Boston Mayor Thomas M. Menino spoke for them in a letter he dashed off to Rolling Stone publisher Jann Wenner accusing the magazine of offering Tsarnaev "celebrity treatment" and calling the cover "ill-conceived, at best," in that it supports the "terrible message that destruction gains fame for killers and their 'causes.'"
The letter goes on to call the cover an obvious marketing strategy and concludes: "The survivors of the Boston attacks deserve Rolling Stone cover stories, though I no longer feel that Rolling Stone deserves them."

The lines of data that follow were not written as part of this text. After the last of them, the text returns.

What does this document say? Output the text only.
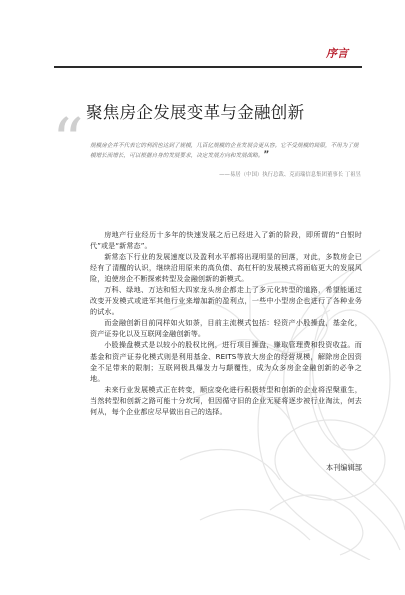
序言
聚焦房企发展变革与金融创新
“ 规模房企并不代表它的利润也达到了规模，几百亿规模的企业发展会更从容。它不受规模的局限，不用为了规模增长而增长，可以根据自身的发展要求，决定发展方向和发展战略。”

——易居（中国）执行总裁、克而瑞信息集团董事长 丁祖昱

房地产行业经历十多年的快速发展之后已经进入了新的阶段，即所谓的“白银时代”或是“新常态”。

新常态下行业的发展速度以及盈利水平都将出现明显的回落，对此，多数房企已经有了清醒的认识，继续沿用原来的高负债、高杠杆的发展模式将面临更大的发展风险，迫使房企不断探索转型及金融创新的新模式。

万科、绿地、万达和恒大四家龙头房企都走上了多元化转型的道路，希望能通过改变开发模式或进军其他行业来增加新的盈利点，一些中小型房企也进行了各种业务的试水。

而金融创新目前同样如火如荼，目前主流模式包括：轻资产小股操盘，基金化，资产证券化以及互联网金融创新等。

小股操盘模式是以较小的股权比例，进行项目操盘，赚取管理费和投资收益。而基金和资产证券化模式则是利用基金、REITS等放大房企的经营规模，解除房企因资金不足带来的限制；互联网极具爆发力与颠覆性，成为众多房企金融创新的必争之地。

未来行业发展模式正在转变，顺应变化进行积极转型和创新的企业将涅槃重生，当然转型和创新之路可能十分坎坷，但因循守旧的企业无疑将逐步被行业淘汰，何去何从，每个企业都应尽早做出自己的选择。

本刊编辑部
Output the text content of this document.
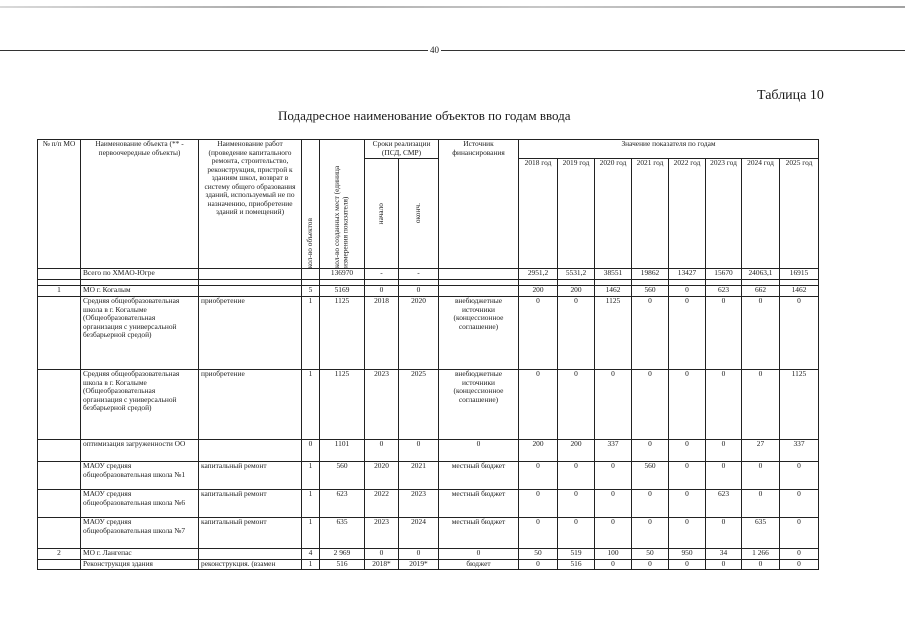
40
Таблица 10
Подадресное наименование объектов по годам ввода
№ п/п МО	Наименование объекта (** - первоочередные объекты)	Наименование работ (проведение капитального ремонта, строительство, реконструкция, пристрой к зданиям школ, возврат в систему общего образования зданий, используемый не по назначению, приобретение зданий и помещений)	кол-во объектов	кол-во созданных мест (единица измерения показателя)	Сроки реализации (ПСД, СМР)		Источник финансирования	Значение показателя по годам							

					начало	оконч.		2018 год	2019 год	2020 год	2021 год	2022 год	2023 год	2024 год	2025 год
	Всего по ХМАО-Югре			136970	-	-		2951,2	5531,2	38551	19862	13427	15670	24063,1	16915

1	МО г. Когалым		5	5169	0	0		200	200	1462	560	0	623	662	1462
	Средняя общеобразовательная школа в г. Когалыме (Общеобразовательная организация с универсальной безбарьерной средой)	приобретение	1	1125	2018	2020	внебюджетные источники (концессионное соглашение)	0	0	1125	0	0	0	0	0
	Средняя общеобразовательная школа в г. Когалыме (Общеобразовательная организация с универсальной безбарьерной средой)	приобретение	1	1125	2023	2025	внебюджетные источники (концессионное соглашение)	0	0	0	0	0	0	0	1125
	оптимизация загруженности ОО		0	1101	0	0	0	200	200	337	0	0	0	27	337
	МАОУ средняя общеобразовательная школа №1	капитальный ремонт	1	560	2020	2021	местный бюджет	0	0	0	560	0	0	0	0
	МАОУ средняя общеобразовательная школа №6	капитальный ремонт	1	623	2022	2023	местный бюджет	0	0	0	0	0	623	0	0
	МАОУ средняя общеобразовательная школа №7	капитальный ремонт	1	635	2023	2024	местный бюджет	0	0	0	0	0	0	635	0
2	МО г. Лангепас		4	2 969	0	0	0	50	519	100	50	950	34	1 266	0
	Реконструкция здания	реконструкция. (взамен	1	516	2018*	2019*	бюджет	0	516	0	0	0	0	0	0
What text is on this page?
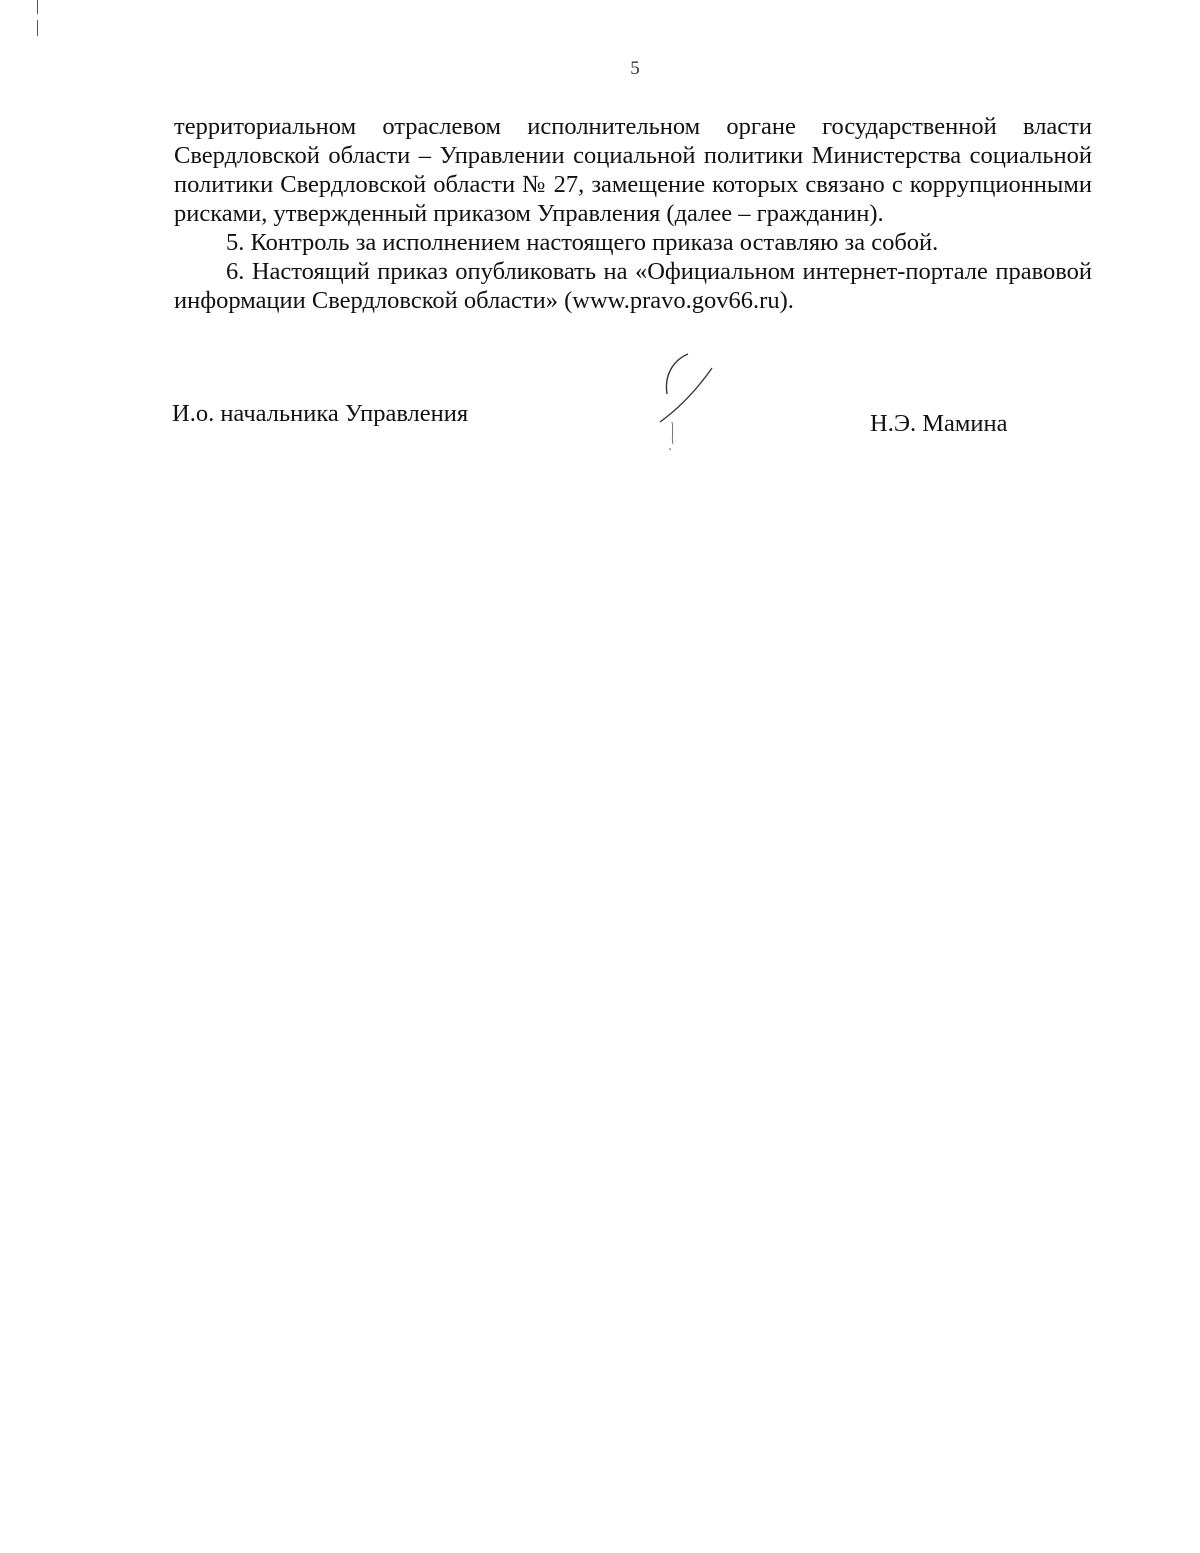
5

территориальном отраслевом исполнительном органе государственной власти Свердловской области – Управлении социальной политики Министерства социальной политики Свердловской области № 27, замещение которых связано с коррупционными рисками, утвержденный приказом Управления (далее – гражданин).

5. Контроль за исполнением настоящего приказа оставляю за собой.

6. Настоящий приказ опубликовать на «Официальном интернет-портале правовой информации Свердловской области» (www.pravo.gov66.ru).

И.о. начальника Управления	Н.Э. Мамина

What does the controversy say about the culture today? It's a culture that has already produced an online fandom for the attractive young bombing suspect, including young girls calling him "hot" and promising to help clear his name. At his hearing last week, a dozen or so girls wore T-shirts and stickers bearing his face.
Jamieson had this to say on that score:
"If you took that picture and you walked into an audience three months before the bombing and you said, 'Here, this is a cover of Rolling Stone,' what would people say? They'd say, 'Ah, a new artist emerges on the national stage and Rolling Stone is doing a cover. What is his name? Well I guess it's Bomber.'"
Associated Press writers Cara Rubinsky, Steve LeBlanc and Bridget Murphy contributed to this report from Boston. David R. Martin contributed from New York.